The sun had now set. The owl flew into the thicket, and directly afterwards there came out of it a crooked old woman, yellow and lean, with large red eyes and a hooked nose, the point of which reached to her chin. She muttered to herself, caught the nightingale, and took it away in her hand.
Joringel could neither speak nor move from the spot; the nightingale was gone. At last the woman came back, and said in a hollow voice, "Greet thee, Zachiel. If the moon shines on the cage, Zachiel, let him loose at once." Then Joringel was freed. He fell on his knees before the woman and begged that she would give him back his Jorinda, but she said that he should never have her again, and went away. He called, he wept, he lamented, but all in vain,"Ah, what is to become of me?"
Joringel went away, and at last came to a strange village; there he kept sheep for a long time. He often walked round and round the castle, but not too near to it. At last he dreamt one night that he found a blood-red flower, in the middle of which was a beautiful large pearl; that he picked the flower and went with it to the castle, and that everything he touched with the flower was freed from enchantment; he also dreamt that by means of it he recovered his Jorinda.
In the morning, when he awoke, he began to seek over hill and dale if he could find such a flower. He sought until the ninth day, and then, early in the morning, he found the blood-red flower. In the middle of it there was a large dew-drop, as big as the finest pearl.
Day and night he journeyed with this flower to the castle. When he was within a hundred paces of it he was not held fast, but walked on to the door. Joringel was full of joy; he touched the door with the flower, and it sprang open. He walked in through the courtyard, and listened for the sound of the birds. At last he heard it. He went on and found the room from whence it came, and there the witch was feeding the birds in the seven thousand cages.

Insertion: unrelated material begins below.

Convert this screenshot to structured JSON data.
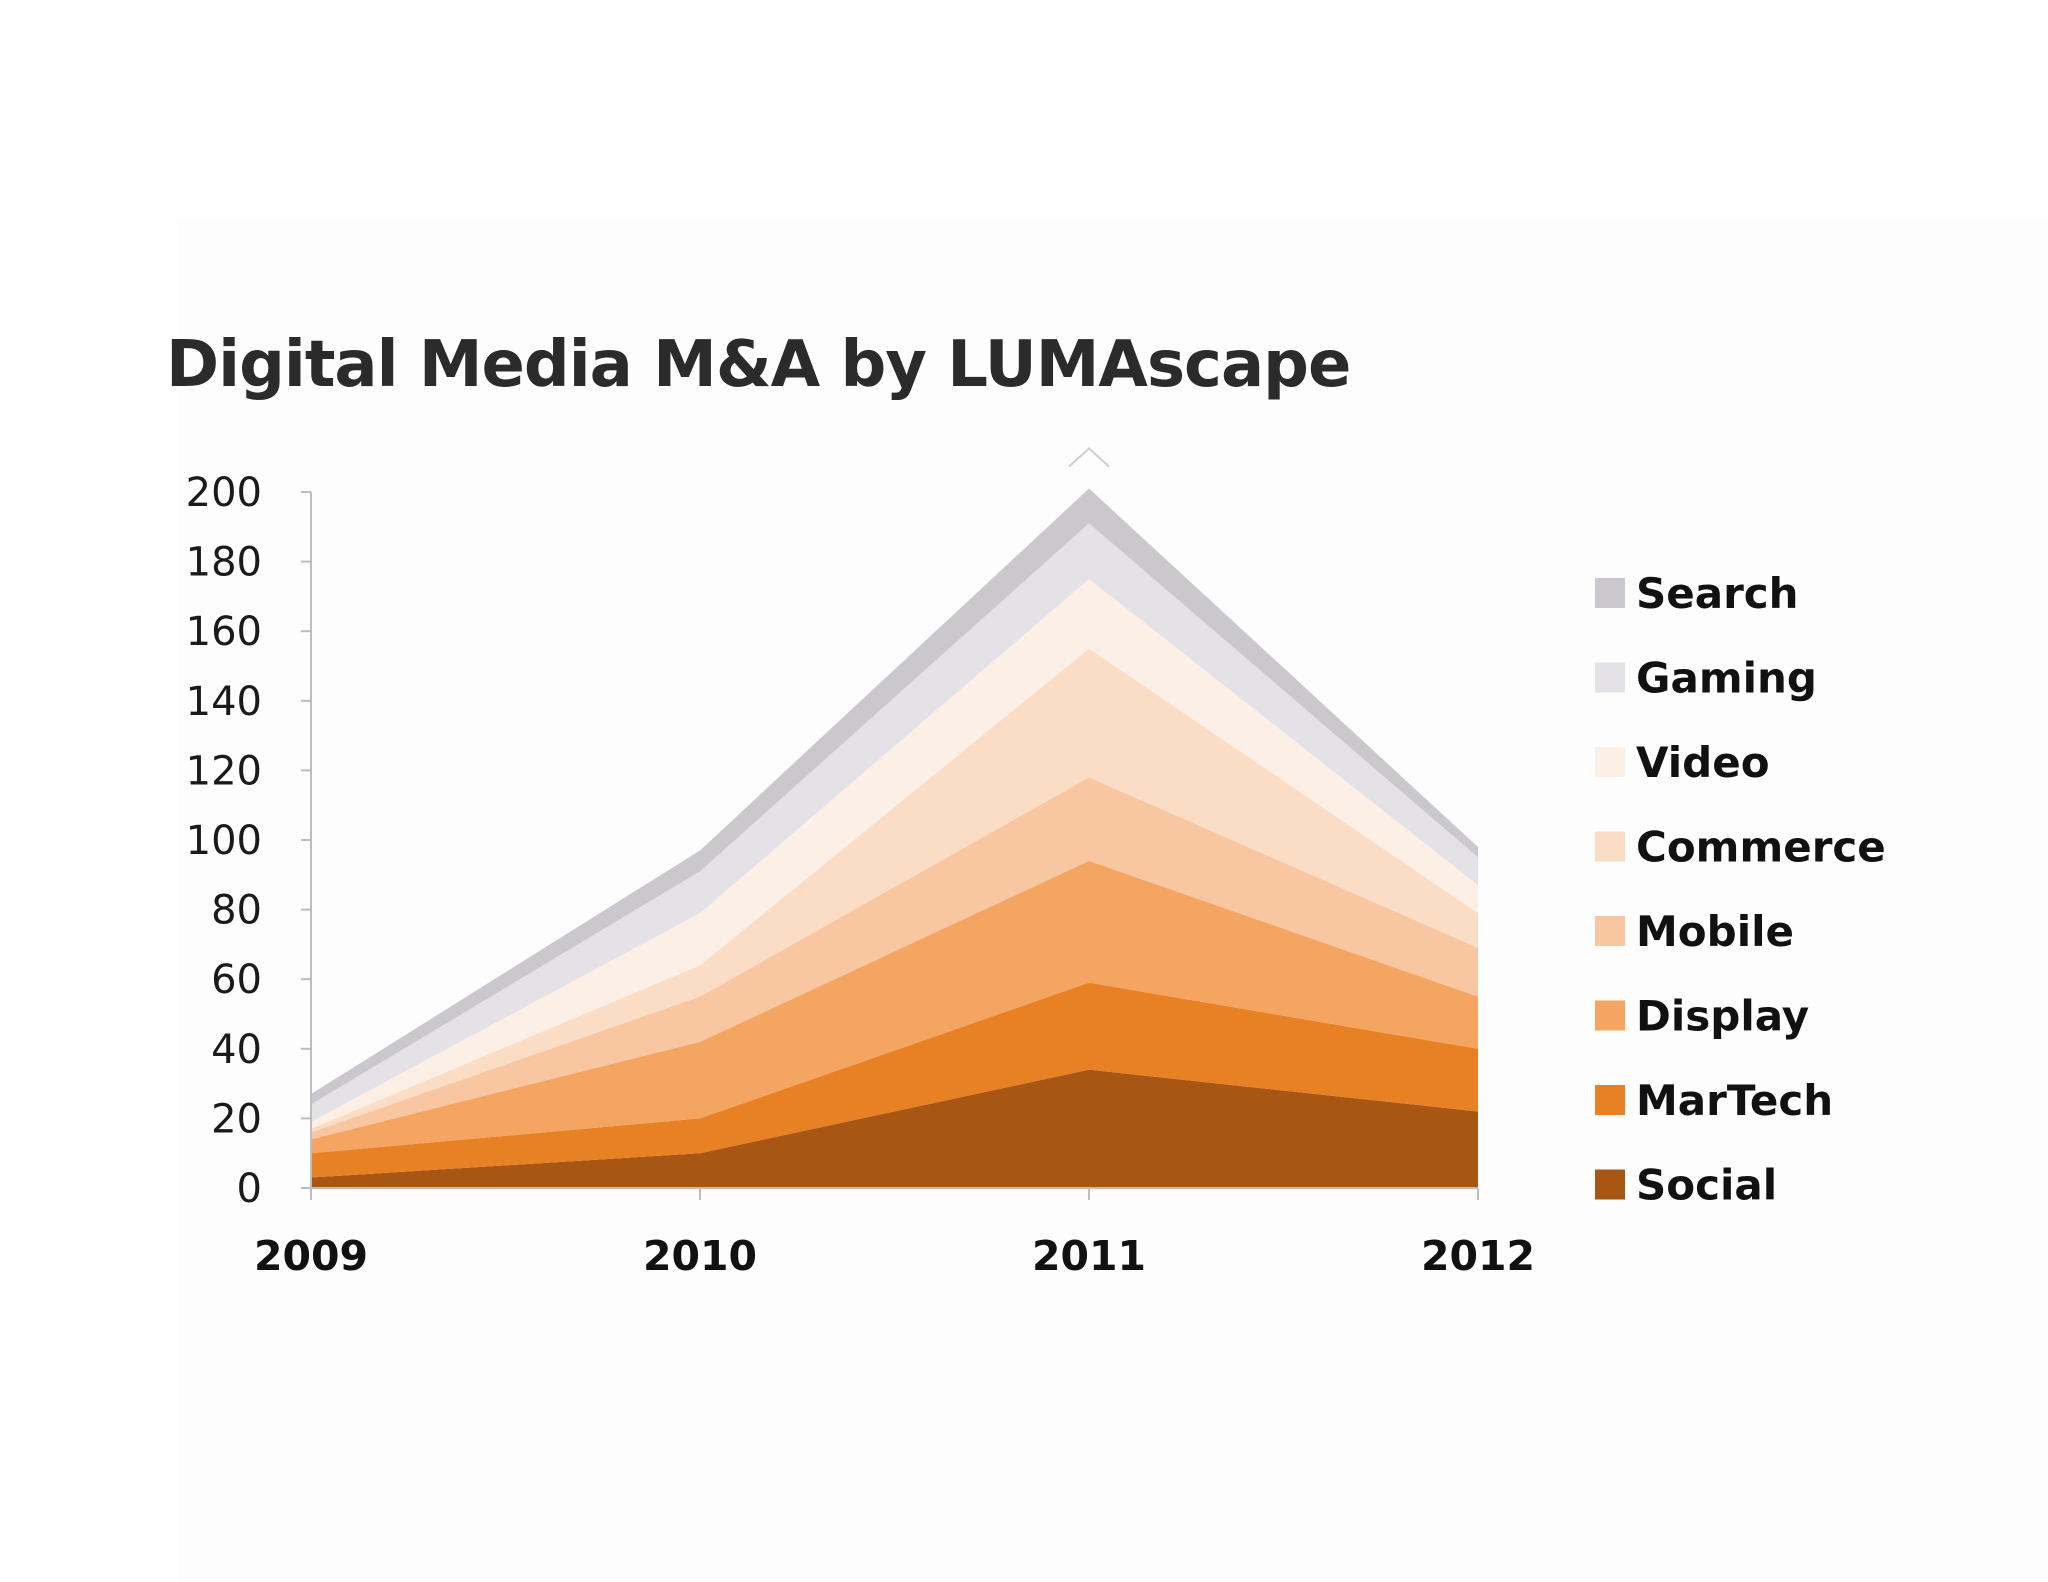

When she saw Joringel she was angry, very angry, and scolded and spat poison and gall at him, but she could not come within two paces of him. He did not take any notice of her, but went and looked at the cages with the birds; but there were many hundred nightingales, how was he to find his Jorinda again?
Just then he saw the old woman quietly take away a cage with a bird in it, and go towards the door.
Swiftly he sprang towards her, touched the cage with the flower, and also the old woman. She could now no longer bewitch any one; and Jorinda was standing there, clasping him round the neck, and she was as beautiful as ever!